The biggest problem with Citizen Kane isn't the "dollar-book Freud" conceit of Rosebud, nor is it the jerkily animated birds that fly behind Kane's tent during the picnic scene ( Orson hired Don Bluth instead of Disney ), nor is it the wooden, faceless performances given by many cast members.
Orson the Actor is to blame! Why oh why will no one admit that Orson Welles is a ferociously bad actor whose thespianic itinerary consists solely of shameful mugging that would make Gwen Stefani cringe? His smirking and smug rolling of his big eyeballs are insufferable; even his body language -- kicking his feet up on desks, that phony shuffling old man walk -- makes me want to commit Oedipal offenses to my poor beleaguered eyes.
My theory is Orson surrounded himself with fellow hams from the Mercury theater not out of loyalty or some hazy notion of unknowns being better equipped to bring this story to life -- no, those board-thumping twits are around only to make him, Orson, their director, guide, and ringleader, appear skilled by contrast. It's hard to notice that shuffling old man walk when Joseph Cotten's egregiously inept playing of a drunk is still fresh in one's mind. No one can complain about how Welles seems more bemused than angry when he's trashing his wife's bedroom -- no matter how ineffectually he destroys her belongings, we still cheer him on, remembering the fresh wounds the actress playing Susan Alexander opened every time she squawked in that shrill, Lorraine Bracco on 'ludes voice of hers.
But I have been able to overlook these peccadilloes in singling out Orson Welles, Unsubtlest Actor Dead or Alive.
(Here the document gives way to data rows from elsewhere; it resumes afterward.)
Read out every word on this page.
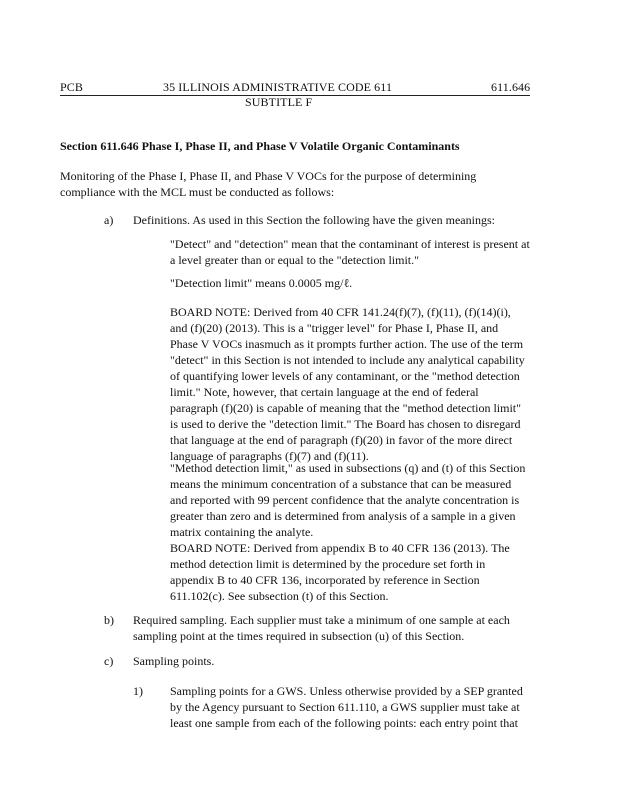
PCB	35 ILLINOIS ADMINISTRATIVE CODE 611	611.646
SUBTITLE F
Section 611.646 Phase I, Phase II, and Phase V Volatile Organic Contaminants
Monitoring of the Phase I, Phase II, and Phase V VOCs for the purpose of determining
compliance with the MCL must be conducted as follows:
a) Definitions. As used in this Section the following have the given meanings:
"Detect" and "detection" mean that the contaminant of interest is present at
a level greater than or equal to the "detection limit."
"Detection limit" means 0.0005 mg/ℓ.
BOARD NOTE: Derived from 40 CFR 141.24(f)(7), (f)(11), (f)(14)(i),
and (f)(20) (2013). This is a "trigger level" for Phase I, Phase II, and
Phase V VOCs inasmuch as it prompts further action. The use of the term
"detect" in this Section is not intended to include any analytical capability
of quantifying lower levels of any contaminant, or the "method detection
limit." Note, however, that certain language at the end of federal
paragraph (f)(20) is capable of meaning that the "method detection limit"
is used to derive the "detection limit." The Board has chosen to disregard
that language at the end of paragraph (f)(20) in favor of the more direct
language of paragraphs (f)(7) and (f)(11).
"Method detection limit," as used in subsections (q) and (t) of this Section
means the minimum concentration of a substance that can be measured
and reported with 99 percent confidence that the analyte concentration is
greater than zero and is determined from analysis of a sample in a given
matrix containing the analyte.
BOARD NOTE: Derived from appendix B to 40 CFR 136 (2013). The
method detection limit is determined by the procedure set forth in
appendix B to 40 CFR 136, incorporated by reference in Section
611.102(c). See subsection (t) of this Section.
b) Required sampling. Each supplier must take a minimum of one sample at each
sampling point at the times required in subsection (u) of this Section.
c) Sampling points.
1) Sampling points for a GWS. Unless otherwise provided by a SEP granted
by the Agency pursuant to Section 611.110, a GWS supplier must take at
least one sample from each of the following points: each entry point that
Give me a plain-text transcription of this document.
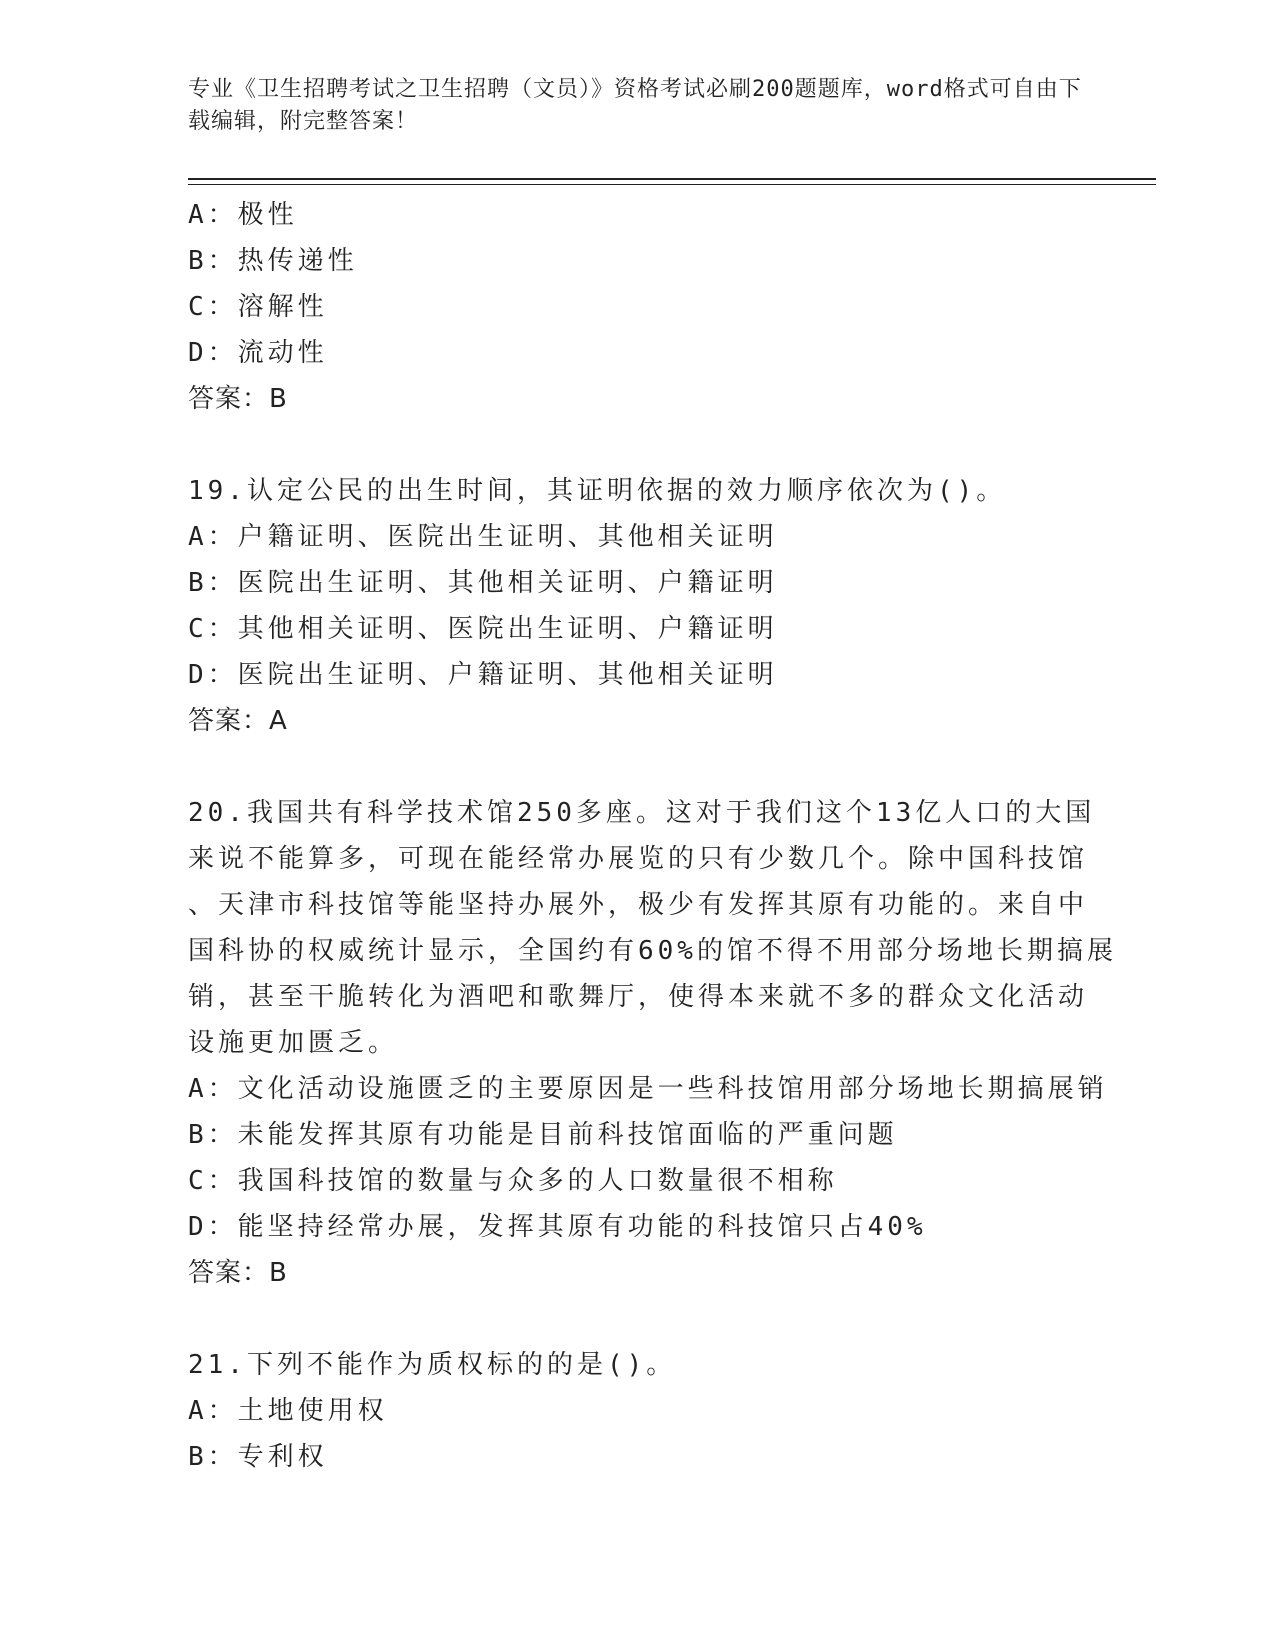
专业《卫生招聘考试之卫生招聘（文员）》资格考试必刷200题题库，word格式可自由下载编辑，附完整答案！
A：极性
B：热传递性
C：溶解性
D：流动性
答案：B
19.认定公民的出生时间，其证明依据的效力顺序依次为()。
A：户籍证明、医院出生证明、其他相关证明
B：医院出生证明、其他相关证明、户籍证明
C：其他相关证明、医院出生证明、户籍证明
D：医院出生证明、户籍证明、其他相关证明
答案：A
20.我国共有科学技术馆250多座。这对于我们这个13亿人口的大国
来说不能算多，可现在能经常办展览的只有少数几个。除中国科技馆
、天津市科技馆等能坚持办展外，极少有发挥其原有功能的。来自中
国科协的权威统计显示，全国约有60%的馆不得不用部分场地长期搞展
销，甚至干脆转化为酒吧和歌舞厅，使得本来就不多的群众文化活动
设施更加匮乏。
A：文化活动设施匮乏的主要原因是一些科技馆用部分场地长期搞展销
B：未能发挥其原有功能是目前科技馆面临的严重问题
C：我国科技馆的数量与众多的人口数量很不相称
D：能坚持经常办展，发挥其原有功能的科技馆只占40%
答案：B
21.下列不能作为质权标的的是()。
A：土地使用权
B：专利权
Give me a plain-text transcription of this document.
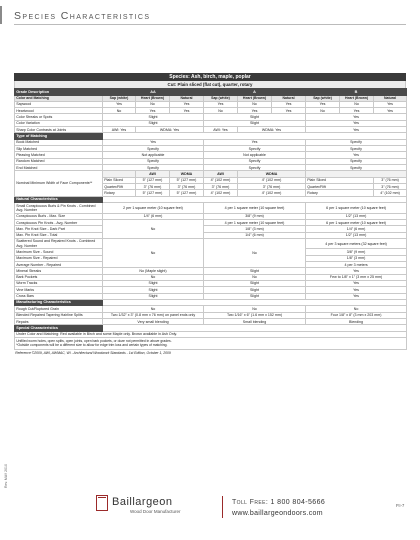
Species Characteristics
Rev. MAY 2010
Species: Ash, birch, maple, poplar
Cut: Plain sliced (flat cut), quarter, rotary
Grade Description	AA			A			B		
Color and Matching	Sap (white)	Heart (Brown)	Natural	Sap (white)	Heart (Brown)	Natural	Sap (white)	Heart (Brown)	Natural
Sapwood	Yes	No	Yes	Yes	No	Yes	Yes	No	Yes
Heartwood	No	Yes	Yes	No	Yes	Yes	No	Yes	Yes
Color Streaks or Spots	Slight			Slight			Yes		
Color Variation	Slight			Slight			Yes		
Sharp Color Contrasts at Joints	AWI: Yes	WDMA: Yes		AWI: Yes	WDMA: Yes		Yes		
Type of Matching									
Book Matched	Yes			Yes			Specify		
Slip Matched	Specify			Specify			Specify		
Pleasing Matched	Not applicable			Not applicable			Yes		
Random Matched	Specify			Specify			Specify		
End Matched	Specify			Specify			Specify		
Nominal Minimum Width of Face Components**		AWI	WDMA	AWI	WDMA				
	Plain Sliced	5" (127 mm)	5" (127 mm)	4" (102 mm)	4" (102 mm)		Plain Sliced		3" (76 mm)
	Quarter/Rift	3" (76 mm)	3" (76 mm)	3" (76 mm)	3" (76 mm)		Quarter/Rift		3" (76 mm)
	Rotary	5" (127 mm)	5" (127 mm)	4" (102 mm)	4" (102 mm)		Rotary		4" (102 mm)
Natural Characteristics									
Small Conspicuous Burls & Pin Knots - Combined Avg. Number	2 per 1 square meter (10 square feet)			4 per 1 square meter (10 square feet)			6 per 1 square meter (10 square feet)		
Conspicuous Burls - Max. Size	1/4" (6 mm)			3/8" (9 mm)			1/2" (13 mm)		
Conspicuous Pin Knots - Avg. Number	No			4 per 1 square meter (10 square feet)			6 per 1 square meter (10 square feet)		
Max. Pin Knot Size - Dark Part				1/8" (3 mm)			1/4" (6 mm)		
Max. Pin Knot Size - Total				1/4" (6 mm)			1/2" (13 mm)		
Scattered Sound and Repaired Knots - Combined Avg. Number	No			No			4 per 3 square meters (32 square feet)		
Maximum Size - Sound							3/8" (9 mm)		
Maximum Size - Repaired							1/8" (3 mm)		
Average Number - Repaired							4 per 3 meters		
Mineral Streaks	No (Maple slight)			Slight			Yes		
Bark Pockets	No			No			Few to 1/8" x 1" (3 mm x 25 mm)		
Worm Tracks	Slight			Slight			Yes		
Vine Marks	Slight			Slight			Yes		
Cross Bars	Slight			Slight			Yes		
Manufacturing Characteristics									
Rough Cut/Ruptured Grain	No			No			No		
Blended Repaired Tapering Hairline Splits	Two 1/32" x 3" (0.8 mm x 76 mm) on panel ends only			Two 1/16" x 6" (1.6 mm x 152 mm)			Four 1/8" x 8" (3 mm x 203 mm)		
Repairs	Very small blending			Small blending			Blending		
Special Characteristics									
Under Color and Matching: Red available in Birch and some Maple only. Brown available in Ash Only.									

Unfilled worm holes, open splits, open joints, open bark pockets, or doze not permitted in above grades.
*Outside components will be a different size to allow for edge trim loss and certain types of matching.									
Reference ©2009, AWI, AWMAC, WI - Architectural Woodwork Standards - 1st Edition, October 1, 2009
Baillargeon
Wood Door Manufacturer
Toll Free: 1 800 804-5666
www.baillargeondoors.com
P.I-7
They say the story of his life holds lessons for us all, lessons that teach us that early success is often fatal, that macrocephalus ( a swelled head ) is bad, that sometimes creative lightning isn't followed by thunder. However, the only thought running through my mind from the baroque, turgid spectacle of Citizen Kane is "This is the greatest film of all time? Who says? Marty Di Bergi? Director of New York, New York? Screw him!"
Admittedly my mind is not the most far-ranging, but neither are those who like to call this movie the best, and this other one the worst. Why must we all fiddle with extremes? Are we children, saying "That's the best movie I ever saw!" with total lack of discrimination every time we leave a theater? Well are we?! I thought not; let's put away the puerile fun and games and praise the movies that have "it" while walking out on those that don't.
And for your information the greatest movie of all time is not Citizen Kane but Blue Velvet. Thank you.